Borges Rafael J, Salvador Guilherme H M, Pimenta Daniel C, Dos Santos Lucilene D, Fontes Marcos R M, Usón Isabel
Departament of Biophysics and Pharmacology, Biosciences Institute, São Paulo State University (UNESP), Botucatu, São Paulo 18618-689, Brazil.
Crystallographic Methods, Institute of Molecular Biology of Barcelona (IBMB-CSIC), Barcelona 08028, Spain.
Nucleic Acids Res. 2022 May 20;50(9):e50. doi: 10.1093/nar/gkac029.
Proteins isolated from natural sources can be composed of a mixture of isoforms with similar physicochemical properties that coexist in the final steps of purification. Yet, even where unverified, the assumed sequence is enforced throughout the structural studies. Herein, we propose a novel perspective to address the usually neglected sequence heterogeneity of natural products by integrating biophysical, genetic and structural data in our program SEQUENCE SLIDER. The aim is to assess the evidence supporting chemical composition in structure determination. Locally, we interrogate the experimental map to establish which side chains are supported by the structural data, and the genetic information relating sequence conservation is integrated into this statistic. Hence, we build a constrained peptide database, containing most probable sequences to interpret mass spectrometry data (MS). In parallel, we perform MS de novo sequencing with genomic-based algorithms to detect point mutations. We calibrated SLIDER with Gallus gallus lysozyme, whose sequence is unequivocally established and numerous natural isoforms are reported.
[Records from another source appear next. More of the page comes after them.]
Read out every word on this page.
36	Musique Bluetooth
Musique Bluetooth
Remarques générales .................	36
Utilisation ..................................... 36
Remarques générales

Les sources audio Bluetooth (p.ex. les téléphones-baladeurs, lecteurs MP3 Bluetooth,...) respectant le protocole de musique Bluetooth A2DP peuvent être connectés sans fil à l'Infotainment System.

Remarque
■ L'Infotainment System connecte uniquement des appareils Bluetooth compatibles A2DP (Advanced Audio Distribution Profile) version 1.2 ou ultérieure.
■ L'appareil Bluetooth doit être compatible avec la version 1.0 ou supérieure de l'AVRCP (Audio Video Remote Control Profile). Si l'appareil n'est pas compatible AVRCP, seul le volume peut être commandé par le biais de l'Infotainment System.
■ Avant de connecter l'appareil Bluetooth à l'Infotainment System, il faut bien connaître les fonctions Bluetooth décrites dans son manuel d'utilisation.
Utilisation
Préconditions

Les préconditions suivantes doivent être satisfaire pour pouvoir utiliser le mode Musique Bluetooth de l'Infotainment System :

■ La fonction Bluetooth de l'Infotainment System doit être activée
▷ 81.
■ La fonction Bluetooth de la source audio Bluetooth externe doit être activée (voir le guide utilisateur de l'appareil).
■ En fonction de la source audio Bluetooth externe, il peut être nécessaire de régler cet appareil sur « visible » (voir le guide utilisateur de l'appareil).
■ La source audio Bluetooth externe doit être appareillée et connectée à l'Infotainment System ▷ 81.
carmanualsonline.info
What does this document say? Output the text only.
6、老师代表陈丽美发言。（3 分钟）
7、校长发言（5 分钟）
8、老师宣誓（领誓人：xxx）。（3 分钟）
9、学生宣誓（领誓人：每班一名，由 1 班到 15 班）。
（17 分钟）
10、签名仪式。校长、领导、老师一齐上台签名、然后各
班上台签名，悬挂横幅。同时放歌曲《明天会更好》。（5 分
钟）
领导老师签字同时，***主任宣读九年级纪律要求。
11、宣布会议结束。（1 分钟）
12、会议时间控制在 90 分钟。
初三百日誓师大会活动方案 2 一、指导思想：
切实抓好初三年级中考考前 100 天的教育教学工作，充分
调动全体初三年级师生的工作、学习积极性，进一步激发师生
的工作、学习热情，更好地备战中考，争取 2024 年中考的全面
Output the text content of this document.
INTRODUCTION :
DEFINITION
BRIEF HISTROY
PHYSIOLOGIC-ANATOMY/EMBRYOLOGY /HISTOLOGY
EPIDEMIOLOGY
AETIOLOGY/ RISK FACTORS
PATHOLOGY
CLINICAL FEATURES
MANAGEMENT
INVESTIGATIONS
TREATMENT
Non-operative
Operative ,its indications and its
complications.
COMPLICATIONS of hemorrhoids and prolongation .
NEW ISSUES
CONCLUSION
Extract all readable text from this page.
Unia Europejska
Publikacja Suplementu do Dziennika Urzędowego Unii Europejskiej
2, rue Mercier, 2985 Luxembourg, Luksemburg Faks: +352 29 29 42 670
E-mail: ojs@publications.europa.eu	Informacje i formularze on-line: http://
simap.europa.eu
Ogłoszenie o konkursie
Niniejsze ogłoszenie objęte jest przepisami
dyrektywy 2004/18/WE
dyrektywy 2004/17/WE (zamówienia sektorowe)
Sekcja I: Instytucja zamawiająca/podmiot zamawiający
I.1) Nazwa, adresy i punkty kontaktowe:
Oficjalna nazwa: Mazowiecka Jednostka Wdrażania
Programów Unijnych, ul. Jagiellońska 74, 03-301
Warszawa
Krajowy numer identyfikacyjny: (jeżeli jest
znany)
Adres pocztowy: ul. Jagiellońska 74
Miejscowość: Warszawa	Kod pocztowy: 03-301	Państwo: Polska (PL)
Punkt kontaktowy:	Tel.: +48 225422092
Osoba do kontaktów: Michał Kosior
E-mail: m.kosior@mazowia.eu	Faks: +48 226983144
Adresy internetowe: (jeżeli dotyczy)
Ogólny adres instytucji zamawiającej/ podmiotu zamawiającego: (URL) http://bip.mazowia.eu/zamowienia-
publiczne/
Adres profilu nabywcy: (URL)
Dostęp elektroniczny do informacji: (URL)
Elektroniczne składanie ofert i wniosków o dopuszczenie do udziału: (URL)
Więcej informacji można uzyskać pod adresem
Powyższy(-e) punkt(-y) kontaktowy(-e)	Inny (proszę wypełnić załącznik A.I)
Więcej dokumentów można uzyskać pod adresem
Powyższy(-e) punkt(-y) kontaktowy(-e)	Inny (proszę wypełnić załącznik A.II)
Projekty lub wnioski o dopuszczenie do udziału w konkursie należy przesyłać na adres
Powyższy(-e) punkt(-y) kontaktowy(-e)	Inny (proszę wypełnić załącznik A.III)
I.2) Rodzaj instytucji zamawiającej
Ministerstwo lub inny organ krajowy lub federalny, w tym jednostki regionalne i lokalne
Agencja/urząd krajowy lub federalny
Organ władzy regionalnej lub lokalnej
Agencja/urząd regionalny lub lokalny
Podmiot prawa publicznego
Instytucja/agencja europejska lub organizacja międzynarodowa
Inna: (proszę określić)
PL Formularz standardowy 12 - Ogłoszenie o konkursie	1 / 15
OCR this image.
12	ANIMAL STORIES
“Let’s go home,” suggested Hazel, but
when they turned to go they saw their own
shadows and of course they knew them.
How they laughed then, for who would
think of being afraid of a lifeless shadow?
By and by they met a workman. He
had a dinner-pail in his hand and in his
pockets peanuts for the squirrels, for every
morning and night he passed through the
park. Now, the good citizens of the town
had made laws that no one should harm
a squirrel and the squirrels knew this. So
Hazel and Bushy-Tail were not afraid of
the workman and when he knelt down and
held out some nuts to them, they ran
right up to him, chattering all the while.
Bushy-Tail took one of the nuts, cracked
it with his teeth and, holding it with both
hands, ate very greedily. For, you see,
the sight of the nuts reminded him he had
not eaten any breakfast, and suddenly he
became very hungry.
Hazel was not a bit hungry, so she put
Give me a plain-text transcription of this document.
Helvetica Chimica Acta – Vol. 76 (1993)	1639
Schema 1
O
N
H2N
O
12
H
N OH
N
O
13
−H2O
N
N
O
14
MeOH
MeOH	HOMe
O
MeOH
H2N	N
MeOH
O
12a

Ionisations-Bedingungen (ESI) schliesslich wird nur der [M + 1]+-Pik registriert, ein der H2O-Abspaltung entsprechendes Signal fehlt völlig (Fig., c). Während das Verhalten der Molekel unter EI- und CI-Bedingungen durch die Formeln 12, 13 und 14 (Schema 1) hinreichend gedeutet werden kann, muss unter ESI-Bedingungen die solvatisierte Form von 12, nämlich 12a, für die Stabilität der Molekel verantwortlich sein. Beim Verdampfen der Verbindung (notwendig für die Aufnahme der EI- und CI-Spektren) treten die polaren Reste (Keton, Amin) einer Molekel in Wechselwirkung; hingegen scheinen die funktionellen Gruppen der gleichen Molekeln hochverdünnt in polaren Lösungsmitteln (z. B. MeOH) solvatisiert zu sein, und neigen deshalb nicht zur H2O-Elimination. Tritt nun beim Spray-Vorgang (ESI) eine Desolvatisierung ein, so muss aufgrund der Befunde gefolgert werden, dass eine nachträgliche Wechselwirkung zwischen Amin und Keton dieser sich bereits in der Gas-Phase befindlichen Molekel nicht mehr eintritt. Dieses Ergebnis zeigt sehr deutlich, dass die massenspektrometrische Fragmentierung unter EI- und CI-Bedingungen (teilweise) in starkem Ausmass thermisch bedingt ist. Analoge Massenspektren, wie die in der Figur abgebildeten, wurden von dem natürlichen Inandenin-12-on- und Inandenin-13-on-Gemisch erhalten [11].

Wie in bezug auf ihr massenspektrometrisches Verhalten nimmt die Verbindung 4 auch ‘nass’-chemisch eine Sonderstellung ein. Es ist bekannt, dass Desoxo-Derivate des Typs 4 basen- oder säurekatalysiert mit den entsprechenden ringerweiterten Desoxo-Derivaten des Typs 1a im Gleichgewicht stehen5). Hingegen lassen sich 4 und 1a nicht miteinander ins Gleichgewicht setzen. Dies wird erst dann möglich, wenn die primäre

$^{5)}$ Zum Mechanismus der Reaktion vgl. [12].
We used SLIDER to characterize a metalloproteinase and a phospholipase A2-like protein from the venom of Bothrops moojeni and a crotoxin from Crotalus durissus collilineatus. This integrated approach offers a more realistic structural descriptor to characterize macromolecules isolated from natural sources.
从天然来源分离的蛋白质可能由具有相似物理化学性质的同工型混合物组成,这些同工型在纯化的最后步骤中共存。然而,即使未经证实,在整个结构研究中也会采用假定的序列。在此,我们提出了一种新的观点,通过在我们的程序SEQUENCE SLIDER中整合生物物理、遗传和结构数据,来解决天然产物中通常被忽视的序列异质性问题。目的是评估在结构测定中支持化学成分的证据。在局部层面,我们审视实验图谱,以确定哪些侧链得到结构数据的支持,并将与序列保守性相关的遗传信息整合到这一统计中。因此,我们构建了一个受限肽数据库,其中包含解释质谱数据(MS)的最可能序列。同时,我们使用基于基因组的算法进行MS从头测序,以检测点突变。我们用鸡溶菌酶对SLIDER进行了校准,其序列已明确确定,并且已报道了多种天然同工型。我们使用SLIDER对来自莫氏矛头蝮毒液的一种金属蛋白酶和一种磷脂酶A2样蛋白以及来自杜氏响尾蛇指名亚种的一种响尾蛇毒素进行了表征。这种综合方法为表征从天然来源分离的大分子提供了更现实的结构描述符。